I still remember him appearing at Ravi’s gate, wearing Pheran over his faded blue jeans. He would climb atop the roof in a matter of few seconds while my mother prayed below for his safety. He would hold the antenna in his hands, look towards his right and then left, as if offering namaz, and then set the antenna in proper direction. Latif Lone was my hero. 

In 1988, I saw very little of Latif Lone. Ravi was pursuing a Ph.D at the Kashmir University, which kept him very busy. I would ask him about Latif and he just shrugged his shoulders. 

On July 31, 1988, on Rafi’s eighth death anniversary, two bombs exploded in Srinagar. A few days later I saw Latif Lone. His beard had grown thicker and with three other young men, he was collecting donations for the local mosque.
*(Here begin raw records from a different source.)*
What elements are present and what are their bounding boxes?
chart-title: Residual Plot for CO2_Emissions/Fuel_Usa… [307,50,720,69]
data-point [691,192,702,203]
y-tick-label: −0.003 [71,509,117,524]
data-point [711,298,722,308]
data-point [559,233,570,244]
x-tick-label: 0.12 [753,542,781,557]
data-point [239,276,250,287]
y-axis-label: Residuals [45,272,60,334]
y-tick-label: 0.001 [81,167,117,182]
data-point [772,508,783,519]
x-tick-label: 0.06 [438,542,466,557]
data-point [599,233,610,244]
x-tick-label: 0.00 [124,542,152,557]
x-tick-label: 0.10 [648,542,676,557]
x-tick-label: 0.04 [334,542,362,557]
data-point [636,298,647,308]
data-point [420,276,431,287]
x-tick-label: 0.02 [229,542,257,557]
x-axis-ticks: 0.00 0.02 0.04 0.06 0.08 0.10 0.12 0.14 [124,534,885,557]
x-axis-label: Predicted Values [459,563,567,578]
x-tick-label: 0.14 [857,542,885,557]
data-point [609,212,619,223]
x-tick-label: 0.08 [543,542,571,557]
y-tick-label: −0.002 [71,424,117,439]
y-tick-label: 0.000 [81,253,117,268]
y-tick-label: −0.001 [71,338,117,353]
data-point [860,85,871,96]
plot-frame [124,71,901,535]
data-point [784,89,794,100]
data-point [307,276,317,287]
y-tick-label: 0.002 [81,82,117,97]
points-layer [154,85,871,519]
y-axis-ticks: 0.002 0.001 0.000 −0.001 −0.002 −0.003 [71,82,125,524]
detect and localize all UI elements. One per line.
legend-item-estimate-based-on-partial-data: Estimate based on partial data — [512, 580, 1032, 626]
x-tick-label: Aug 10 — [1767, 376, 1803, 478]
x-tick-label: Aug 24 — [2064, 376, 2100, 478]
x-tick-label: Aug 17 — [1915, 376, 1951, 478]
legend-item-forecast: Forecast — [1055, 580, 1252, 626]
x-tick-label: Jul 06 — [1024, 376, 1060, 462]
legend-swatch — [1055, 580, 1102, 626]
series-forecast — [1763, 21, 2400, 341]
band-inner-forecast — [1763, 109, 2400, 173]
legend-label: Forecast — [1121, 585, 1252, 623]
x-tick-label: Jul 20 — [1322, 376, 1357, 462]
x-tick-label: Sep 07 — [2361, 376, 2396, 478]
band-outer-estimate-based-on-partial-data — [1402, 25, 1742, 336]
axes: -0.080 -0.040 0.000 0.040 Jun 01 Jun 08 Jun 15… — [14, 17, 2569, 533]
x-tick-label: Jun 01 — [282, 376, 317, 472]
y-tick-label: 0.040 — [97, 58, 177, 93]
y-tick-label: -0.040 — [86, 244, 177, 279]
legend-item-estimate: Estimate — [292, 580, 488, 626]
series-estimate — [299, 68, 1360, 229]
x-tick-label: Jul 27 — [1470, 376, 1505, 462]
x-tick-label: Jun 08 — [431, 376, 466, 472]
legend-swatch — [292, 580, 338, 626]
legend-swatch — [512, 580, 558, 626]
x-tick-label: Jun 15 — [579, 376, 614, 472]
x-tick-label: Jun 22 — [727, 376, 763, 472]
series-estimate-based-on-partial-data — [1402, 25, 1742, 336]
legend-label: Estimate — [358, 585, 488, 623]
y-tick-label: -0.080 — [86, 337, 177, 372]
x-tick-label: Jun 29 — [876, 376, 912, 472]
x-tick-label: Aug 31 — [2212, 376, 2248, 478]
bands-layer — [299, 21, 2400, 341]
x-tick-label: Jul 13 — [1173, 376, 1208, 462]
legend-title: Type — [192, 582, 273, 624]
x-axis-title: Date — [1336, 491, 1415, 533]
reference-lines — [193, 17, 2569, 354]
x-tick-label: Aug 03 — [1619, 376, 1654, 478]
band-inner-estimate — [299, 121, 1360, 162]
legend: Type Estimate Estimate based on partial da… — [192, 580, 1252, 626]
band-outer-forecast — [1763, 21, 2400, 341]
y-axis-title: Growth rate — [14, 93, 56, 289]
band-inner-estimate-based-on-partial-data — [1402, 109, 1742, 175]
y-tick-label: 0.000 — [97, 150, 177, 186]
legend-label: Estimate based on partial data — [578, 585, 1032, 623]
At the provision store, on a small transistor, Rafi’s voice reverberated in the warm summer air. I looked at Latif. For the first time I saw that his lips were not moving along with Rafi’s song. 

In less than two years after that incident, we had turned into refugees, like thousands of other Kashmiri Hindu families. Leaving a house of 22 rooms, we took shelter in a 10 by 10 feet room in Jammu, which would be our home for many months. It was here in June 1990, on a particularly humid morning, that I read the headlines of a local English daily: Dreaded militant Latif Lone shot dead. For two days, afterwards, our hearth would remain cold. Mother refused to cook anything. She lay in one corner, crying silently. 

Life moved on like a silent movie. We gradually picked up the pieces of our lives. Ravi got married and became a father. In 1997, while going back, after summer vacations, to his school in Udamphur’s Gool area, where he worked as a lecturer, he was dragged out of the bus and shot dead along with his two other Hindu colleagues. My mother could not bear that shock. She suffered a stroke and gradually lost her voice and the ability to move. 

I kept on going to the valley from Delhi, where I am based now, kissing the Kashmiri soil, like Yasser Arafat, every time I landed at the Srinagar airport. In Delhi, I am always torn apart in a million pieces. In Kashmir, while breathing my own air, I become one. In twenty years we have shifted so many houses. But no dwelling has ever become my home. 

Despite being an affected party, I was willing to give peace a chance. I guess that is what reading too much of Majaz's poetry does to you. Every time I went to Srinagar, I would tell my friends that the time had come that we begin asking ourselves questions. It didn’t make sense any longer to blame Jagmohan or Pakistan. The time had come to sit and openly discuss, amongst young Kashmiris, what happened in Kashmir in 1989-90 – like South Africa had done a few years ago (by setting up the Truth and Reconciliation Commission). 

Before this could happen, the few men mentioned in the beginning, took a totally unnecessary call – they transferred land to the Amarnath Shrine Board. The truth is, as the senior police officer Aashiq Bukhari told me in Srinagar, hundreds of acres of land right from Pahalgam onwards has always been at the pilgrims’ disposal. “If this house of mine is at your disposal – you are free to use the bed, lay on the sofa, use the bathroom, cook food in the kitchen, play in the garden any time you like, then why should you press that this house be transferred in your name?” he explained. 

“I tell you, all our good work of twenty years has gone down the drain in one stroke,” lamented another police officer. 

The truth also is that, in 1996, outside the historical Raghunath temple in Jammu, a cup of tea was sold for fifty rupees to the Amarnath yatris who were stranded due to bad weather, by the same people who are now coming out on streets and chanting: Bam Bam Bole. 

In Srinagar, meanwhile, there is no space again for Rafi. It it is back to pro-Pakistan slogans. As the Line of Control has shifted to create a chasm between Srinagar and Jammu, the Dhritrashtras in New Delhi just kept silent, their one hand resting on another. In Kashmir’s Mahabharata, it’s the Shakunis who are having a field day.